The claim that an intervention will avoid 200 premature deaths implies that the lives ‘saved’ will occur within the cohort of recipients of improved stoves. Similarly, the avoided disability adjusted life years will also be enjoyed by those who participate in the project. Am I reading that correctly? But those GBD numbers are related to population statistics, not measured exposure and disease consequence. It reads like an early shot fired in a revolutionary war to enthrone the aDALY.

The ‘uncertain’ assumption that climate change-related temperature increases from continued solid fuel use will be mitigated is contradicted by the fact that biomass burning provides a net-negative GHG forcing.
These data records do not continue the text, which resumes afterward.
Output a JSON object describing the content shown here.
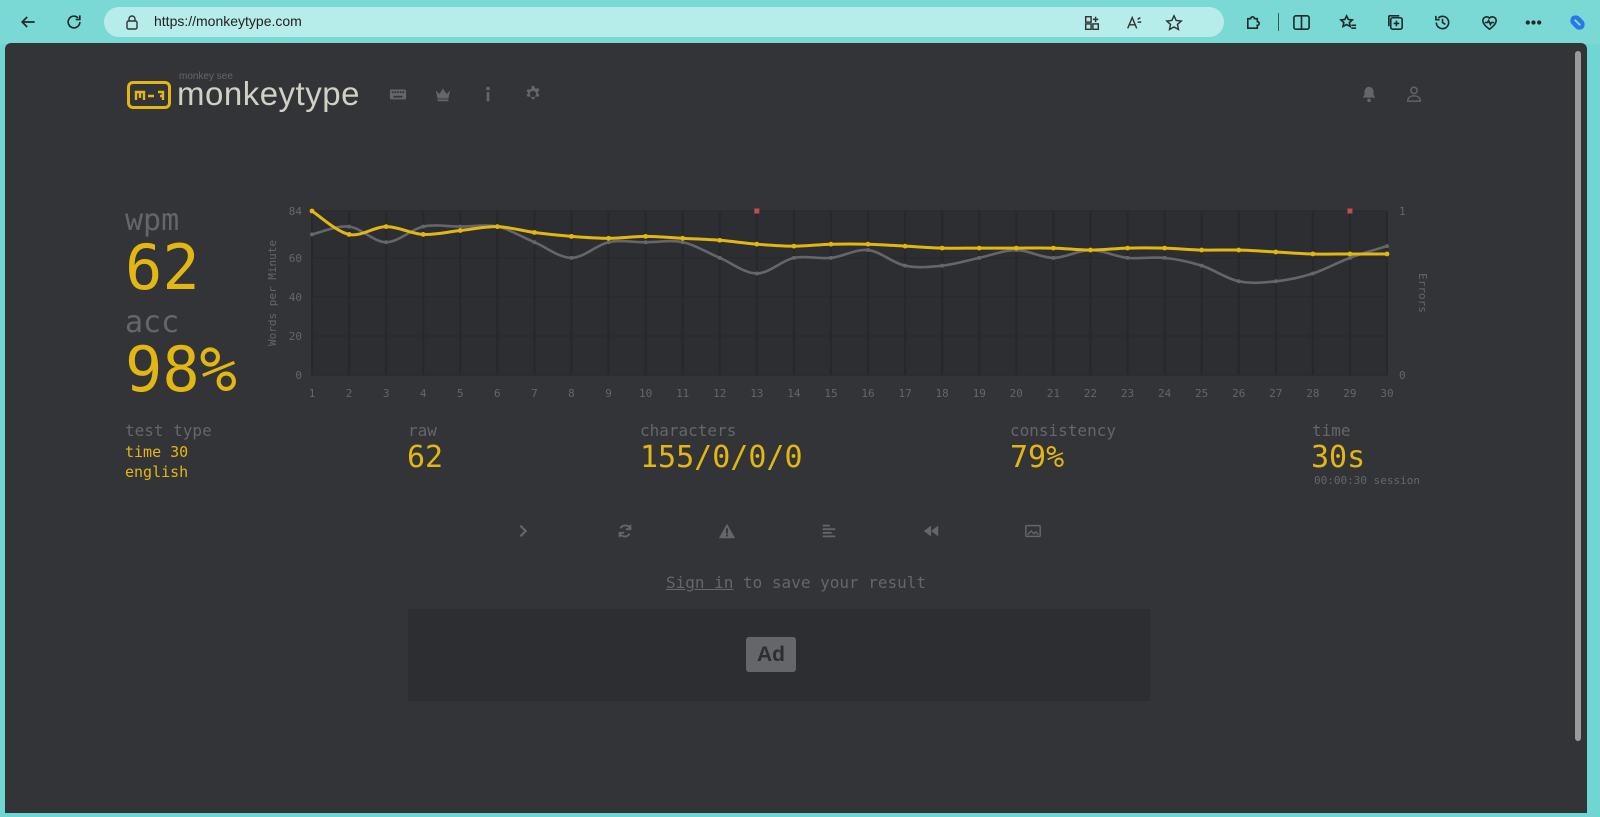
{
  "browser": {
    "url": "https://monkeytype.com"
  },
  "brand": {
    "tagline": "monkey see",
    "name": "monkeytype"
  },
  "stats": {
    "wpm_label": "wpm",
    "wpm_value": "62",
    "acc_label": "acc",
    "acc_value": "98%",
    "test_type_label": "test type",
    "test_type_line1": "time 30",
    "test_type_line2": "english",
    "raw_label": "raw",
    "raw_value": "62",
    "characters_label": "characters",
    "characters_value": "155/0/0/0",
    "consistency_label": "consistency",
    "consistency_value": "79%",
    "time_label": "time",
    "time_value": "30s",
    "session_value": "00:00:30 session"
  },
  "signin": {
    "link": "Sign in",
    "rest": " to save your result"
  },
  "ad": {
    "label": "Ad"
  },
  "colors": {
    "accent": "#e2b714",
    "raw_line": "#646669",
    "error": "#ca4754",
    "bg": "#323437"
  },
  "chart_data": {
    "type": "line",
    "x": [
      1,
      2,
      3,
      4,
      5,
      6,
      7,
      8,
      9,
      10,
      11,
      12,
      13,
      14,
      15,
      16,
      17,
      18,
      19,
      20,
      21,
      22,
      23,
      24,
      25,
      26,
      27,
      28,
      29,
      30
    ],
    "ylabel": "Words per Minute",
    "y2label": "Errors",
    "ylim": [
      0,
      84
    ],
    "yticks": [
      0,
      20,
      40,
      60,
      84
    ],
    "y2lim": [
      0,
      1
    ],
    "y2ticks": [
      0,
      1
    ],
    "series": [
      {
        "values": [
          84,
          72,
          76,
          72,
          74,
          76,
          73,
          71,
          70,
          71,
          70,
          69,
          67,
          66,
          67,
          67,
          66,
          65,
          65,
          65,
          65,
          64,
          65,
          65,
          64,
          64,
          63,
          62,
          62,
          62
        ]
      },
      {
        "values": [
          72,
          76,
          68,
          76,
          76,
          76,
          68,
          60,
          68,
          68,
          68,
          60,
          52,
          60,
          60,
          64,
          56,
          56,
          60,
          64,
          60,
          64,
          60,
          60,
          56,
          48,
          48,
          52,
          60,
          66
        ]
      }
    ],
    "errors": [
      {
        "x": 13,
        "y": 1
      },
      {
        "x": 29,
        "y": 1
      }
    ]
  }
}
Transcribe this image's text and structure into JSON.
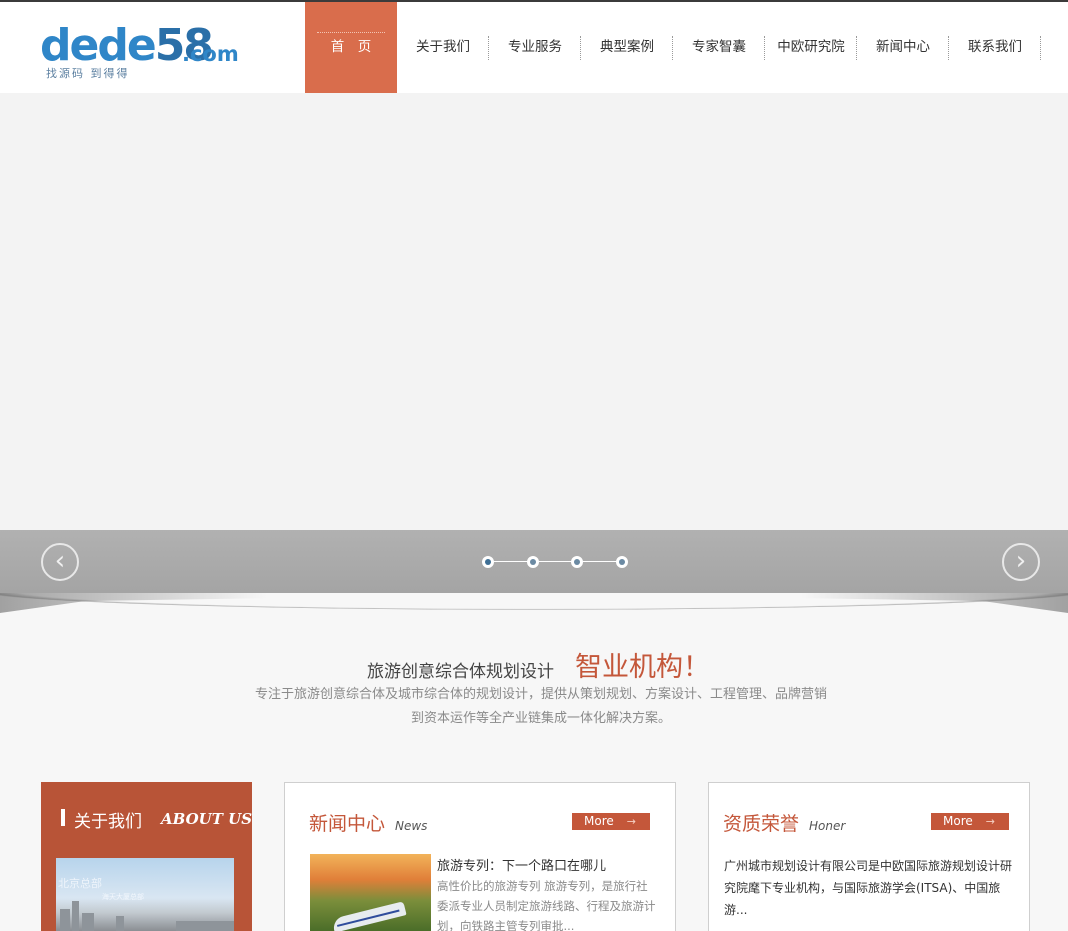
{
  "logo": {
    "main": "dede",
    "num": "58",
    "com": ".com",
    "tagline": "找源码 到得得"
  },
  "nav": {
    "items": [
      {
        "label": "首　页",
        "active": true
      },
      {
        "label": "关于我们"
      },
      {
        "label": "专业服务"
      },
      {
        "label": "典型案例"
      },
      {
        "label": "专家智囊"
      },
      {
        "label": "中欧研究院"
      },
      {
        "label": "新闻中心"
      },
      {
        "label": "联系我们"
      }
    ]
  },
  "slider": {
    "prev_icon": "chevron-left-icon",
    "next_icon": "chevron-right-icon",
    "prev_glyph": "‹",
    "next_glyph": "›",
    "dot_count": 4,
    "active_dot": 1
  },
  "intro": {
    "title": "旅游创意综合体规划设计",
    "strong": "智业机构！",
    "desc": "专注于旅游创意综合体及城市综合体的规划设计，提供从策划规划、方案设计、工程管理、品牌营销到资本运作等全产业链集成一体化解决方案。"
  },
  "about": {
    "title": "关于我们",
    "title_en": "ABOUT US",
    "img_caption": "北京总部",
    "img_sub": "海天大厦总部"
  },
  "news": {
    "title": "新闻中心",
    "title_en": "News",
    "more": "More",
    "more_arrow": "→",
    "item_title": "旅游专列：下一个路口在哪儿",
    "item_desc": "高性价比的旅游专列 旅游专列，是旅行社委派专业人员制定旅游线路、行程及旅游计划，向铁路主管专列审批..."
  },
  "honor": {
    "title": "资质荣誉",
    "title_en": "Honer",
    "more": "More",
    "more_arrow": "→",
    "text": "广州城市规划设计有限公司是中欧国际旅游规划设计研究院麾下专业机构，与国际旅游学会(ITSA)、中国旅游..."
  },
  "colors": {
    "accent": "#d96d4c",
    "accent_dark": "#c4573a",
    "about_bg": "#b85437",
    "logo_blue": "#2f86c8"
  }
}
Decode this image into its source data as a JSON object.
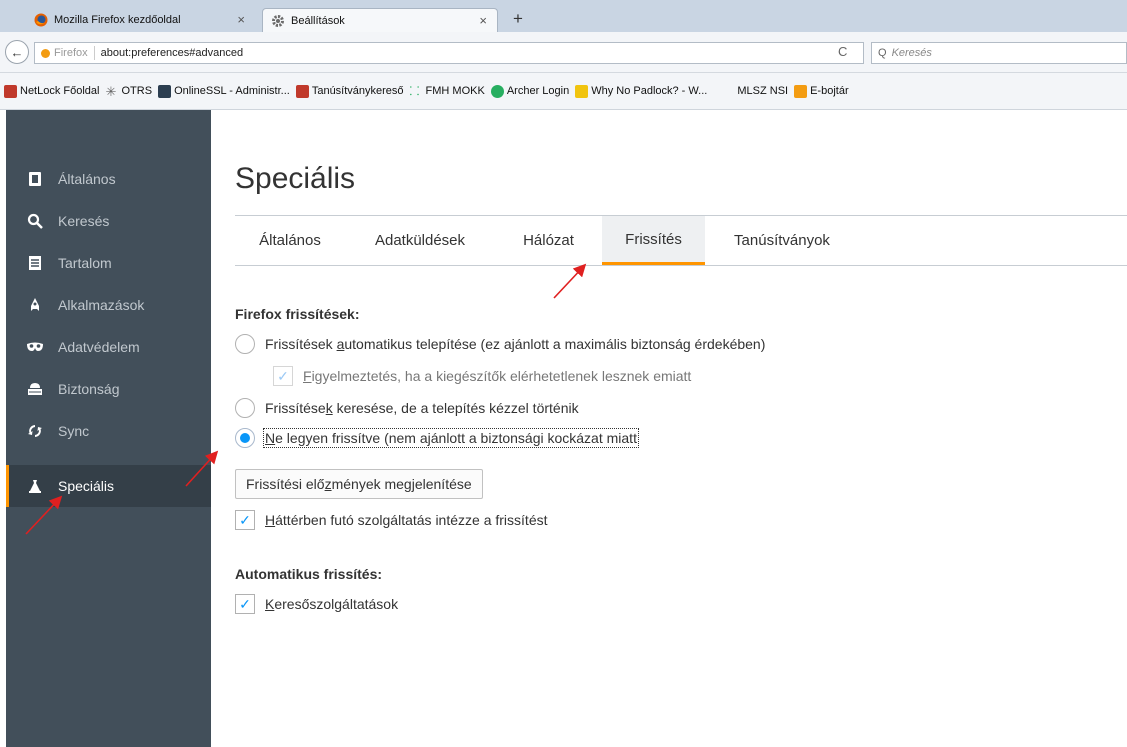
{
  "tabs": [
    {
      "label": "Mozilla Firefox kezdőoldal",
      "close": "×"
    },
    {
      "label": "Beállítások",
      "close": "×"
    }
  ],
  "new_tab": "+",
  "nav": {
    "back": "←",
    "site_label": "Firefox",
    "url": "about:preferences#advanced",
    "reload": "C",
    "search_placeholder": "Keresés",
    "search_icon": "Q"
  },
  "bookmarks": [
    {
      "label": "NetLock Főoldal",
      "color": "#c0392b"
    },
    {
      "label": "OTRS",
      "color": "#888888"
    },
    {
      "label": "OnlineSSL - Administr...",
      "color": "#2c3e50"
    },
    {
      "label": "Tanúsítványkereső",
      "color": "#c0392b"
    },
    {
      "label": "FMH MOKK",
      "color": "#27ae60"
    },
    {
      "label": "Archer Login",
      "color": "#27ae60"
    },
    {
      "label": "Why No Padlock? - W...",
      "color": "#f1c40f"
    },
    {
      "label": "MLSZ NSI",
      "color": "#ffffff"
    },
    {
      "label": "E-bojtár",
      "color": "#f39c12"
    }
  ],
  "sidebar": {
    "items": [
      {
        "label": "Általános",
        "icon": "general-icon"
      },
      {
        "label": "Keresés",
        "icon": "search-icon"
      },
      {
        "label": "Tartalom",
        "icon": "content-icon"
      },
      {
        "label": "Alkalmazások",
        "icon": "applications-icon"
      },
      {
        "label": "Adatvédelem",
        "icon": "privacy-mask-icon"
      },
      {
        "label": "Biztonság",
        "icon": "security-icon"
      },
      {
        "label": "Sync",
        "icon": "sync-icon"
      },
      {
        "label": "Speciális",
        "icon": "advanced-icon"
      }
    ],
    "selected_index": 7
  },
  "main": {
    "title": "Speciális",
    "subtabs": [
      "Általános",
      "Adatküldések",
      "Hálózat",
      "Frissítés",
      "Tanúsítványok"
    ],
    "selected_subtab": "Frissítés",
    "firefox_updates_heading": "Firefox frissítések:",
    "opt_auto": {
      "pre": "Frissítések ",
      "key": "a",
      "post": "utomatikus telepítése (ez ajánlott a maximális biztonság érdekében)"
    },
    "opt_warn": {
      "pre": "",
      "key": "F",
      "post": "igyelmeztetés, ha a kiegészítők elérhetetlenek lesznek emiatt"
    },
    "opt_check": {
      "pre": "Frissítése",
      "key": "k",
      "post": " keresése, de a telepítés kézzel történik"
    },
    "opt_never": {
      "pre": "",
      "key": "N",
      "post": "e legyen frissítve (nem ajánlott a biztonsági kockázat miatt"
    },
    "history_button": {
      "pre": "Frissítési elő",
      "key": "z",
      "post": "mények megjelenítése"
    },
    "opt_background": {
      "pre": "",
      "key": "H",
      "post": "áttérben futó szolgáltatás intézze a frissítést"
    },
    "auto_updates_heading": "Automatikus frissítés:",
    "opt_search_engines": {
      "pre": "",
      "key": "K",
      "post": "eresőszolgáltatások"
    },
    "check_mark": "✓"
  },
  "colors": {
    "accent": "#ff9500",
    "radio_blue": "#0996f8",
    "sidebar_bg": "#424f5a",
    "annotation_arrow": "#e02020"
  }
}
Cleaning up the emissions of OC and burning LPG will provide a net-positive GHG forcing over the next century.

“This method of attributing the climate impacts from radiative forcing has been validated through comparison of the estimated surface temperature responses using ARTPs to the calculated response from several fully-coupled earth system models (Shindell et al 2012, Stohl et al 2015).”

No it has not been “validated”. To date no such set of models has come within two standard deviations of matching global temperatures over the past 20 years, something admitted by Prof Michael Grubb in Nature Geoscience a few days ago, confessing that modeled predictions of any warming by 2100 were ‘on the hot side’. Who knew, right?